Puis ce grand paranoïaque ésotérique d’Alan Moore en voulut relier les fils épars de l’imagination. Cela lui fait relever, dès Neonomicon, la charge érotique de l’œuvre, hypothèse je trouve assise de fort convaincante et saisissante façon, quel que soit son statut de véracité véridiquement vraiment véritablement vraie, et d’autant plus savoureusement qu’elle a su offusquer ceux des fans qui avaient une bonne fois pour toute décidé que l’horrifique n’avait rien à voir avec l’obscène (ce qui révèle assez comiquement à quel point la force métaphorique du premier les protège du second).

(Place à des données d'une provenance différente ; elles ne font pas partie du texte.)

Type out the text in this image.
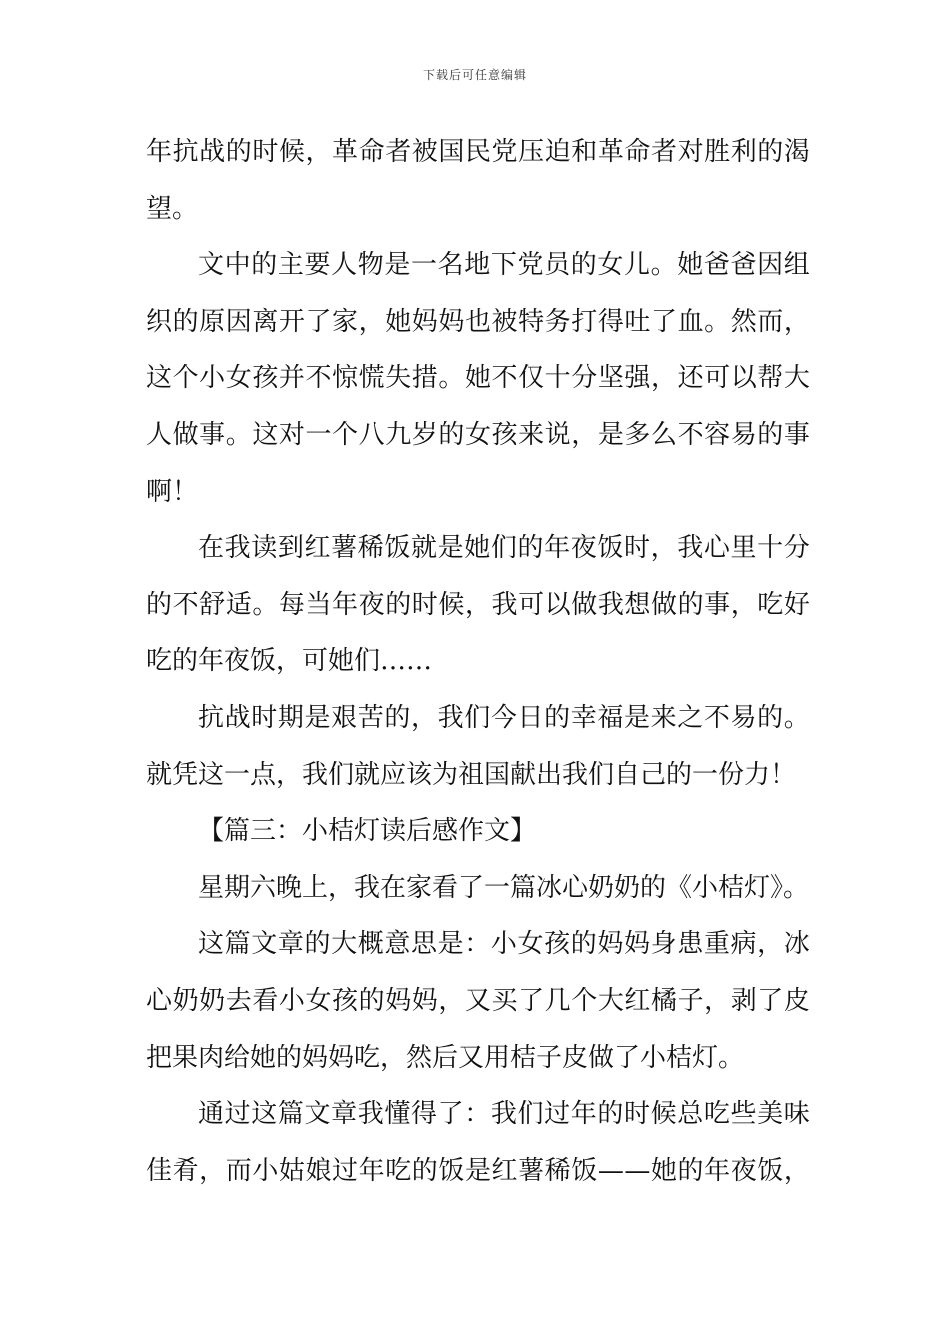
下载后可任意编辑
年 抗 战 的 时 候 ， 革 命 者 被 国 民 党 压 迫 和 革 命 者 对 胜 利 的 渴
望。
文 中 的 主 要 人 物 是 一 名 地 下 党 员 的 女 儿 。 她 爸 爸 因 组
织 的 原 因 离 开 了 家 ， 她 妈 妈 也 被 特 务 打 得 吐 了 血 。 然 而 ，
这 个 小 女 孩 并 不 惊 慌 失 措 。 她 不 仅 十 分 坚 强 ， 还 可 以 帮 大
人 做 事 。 这 对 一 个 八 九 岁 的 女 孩 来 说 ， 是 多 么 不 容 易 的 事
啊！
在 我 读 到 红 薯 稀 饭 就 是 她 们 的 年 夜 饭 时 ， 我 心 里 十 分
的 不 舒 适 。 每 当 年 夜 的 时 候 ， 我 可 以 做 我 想 做 的 事 ， 吃 好
吃的年夜饭，可她们……
抗 战 时 期 是 艰 苦 的 ， 我 们 今 日 的 幸 福 是 来 之 不 易 的 。
就凭这一点，我们就应该为祖国献出我们自己的一份力！
【篇三：小桔灯读后感作文】
星期六晚上，我在家看了一篇冰心奶奶的《小桔灯》。
这 篇 文 章 的 大 概 意 思 是 ： 小 女 孩 的 妈 妈 身 患 重 病 ， 冰
心 奶 奶 去 看 小 女 孩 的 妈 妈 ， 又 买 了 几 个 大 红 橘 子 ， 剥 了 皮
把果肉给她的妈妈吃，然后又用桔子皮做了小桔灯。
通 过 这 篇 文 章 我 懂 得 了 ： 我 们 过 年 的 时 候 总 吃 些 美 味
佳 肴 ， 而 小 姑 娘 过 年 吃 的 饭 是 红 薯 稀 饭 — — 她 的 年 夜 饭 ，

"Providence" porte tout cela à sa conclusion somme toute logique. Synthèse d’une œuvre qui n’en présente pas de façon claire, les trois volumes de l’intégrale font converger tout Lovecraft dans un de ces cercles paranoïaques auxquels l’auteur de "Watchmen" et "V pour Vendetta" nous avait habitué. La clarté du trait de Jacen Burrows souligne l’ancrage des récits lovecraftiens dans une rationalité que seules les turbulences où sont jetés les protagonistes font exploser dans la folie. Si elle ne peut installer une atmosphère d’inquiétante terreur telle qu’on la trouve dans les adaptations de Gou Tanabe, elle sert fort bien en revanche le propos clinique de Moore.

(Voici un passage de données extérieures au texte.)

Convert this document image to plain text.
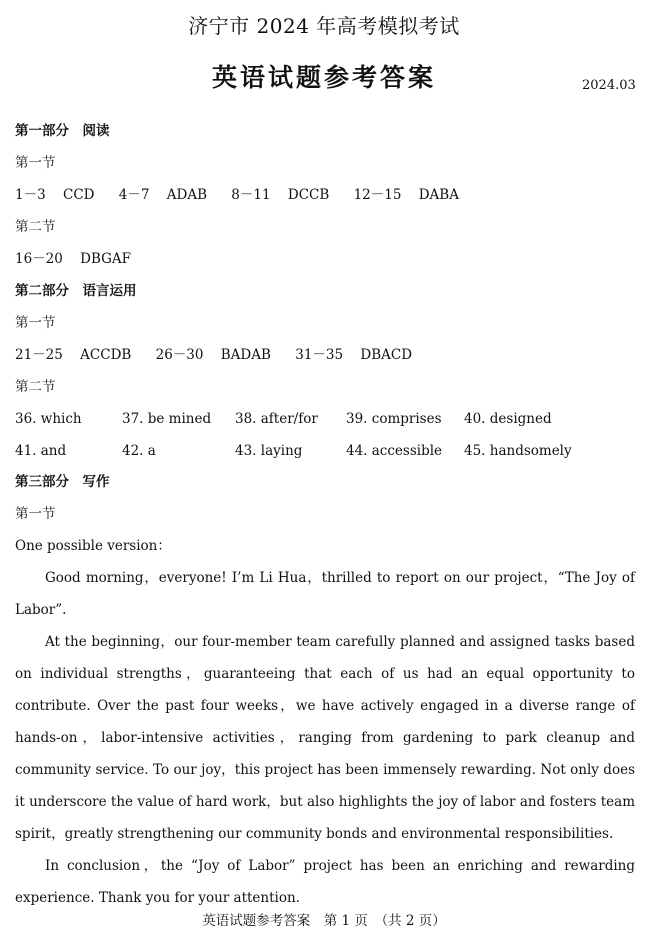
济宁市 2024 年高考模拟考试
英语试题参考答案	2024.03
第一部分　阅读
第一节
1－3 CCD 4－7 ADAB 8－11 DCCB 12－15 DABA
第二节
16－20 DBGAF
第二部分　语言运用
第一节
21－25 ACCDB 26－30 BADAB 31－35 DBACD
第二节
36. which	37. be mined 38. after/for 39. comprises 40. designed
41. and	42. a	43. laying	44. accessible 45. handsomely
第三部分　写作
第一节
One possible version：

Good morning，everyone! I’m Li Hua，thrilled to report on our project，“The Joy of Labor”.

At the beginning，our four-member team carefully planned and assigned tasks based on individual strengths，guaranteeing that each of us had an equal opportunity to contribute. Over the past four weeks，we have actively engaged in a diverse range of hands-on，labor-intensive activities，ranging from gardening to park cleanup and community service. To our joy，this project has been immensely rewarding. Not only does it underscore the value of hard work，but also highlights the joy of labor and fosters team spirit，greatly strengthening our community bonds and environmental responsibilities.

In conclusion，the “Joy of Labor” project has been an enriching and rewarding experience. Thank you for your attention.

英语试题参考答案　第 1 页　（共 2 页）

On pourrait faire reproche à l’œuvre qu’elle requiert du lecteur une connaissance aiguë de l’univers dont elle s’inspire - mais après tout, elle en est une assez virtuose lecture critique, en même temps qu’elle en constitue un hommage et jusqu’à un certain point, une imitation. Il y a du Hegel, si l’on veut pousser jusque là, dans les cercles de cercles sans concession tracés par Moore. Et pour moi, partant, des gammes de plaisirs divers et mélangés.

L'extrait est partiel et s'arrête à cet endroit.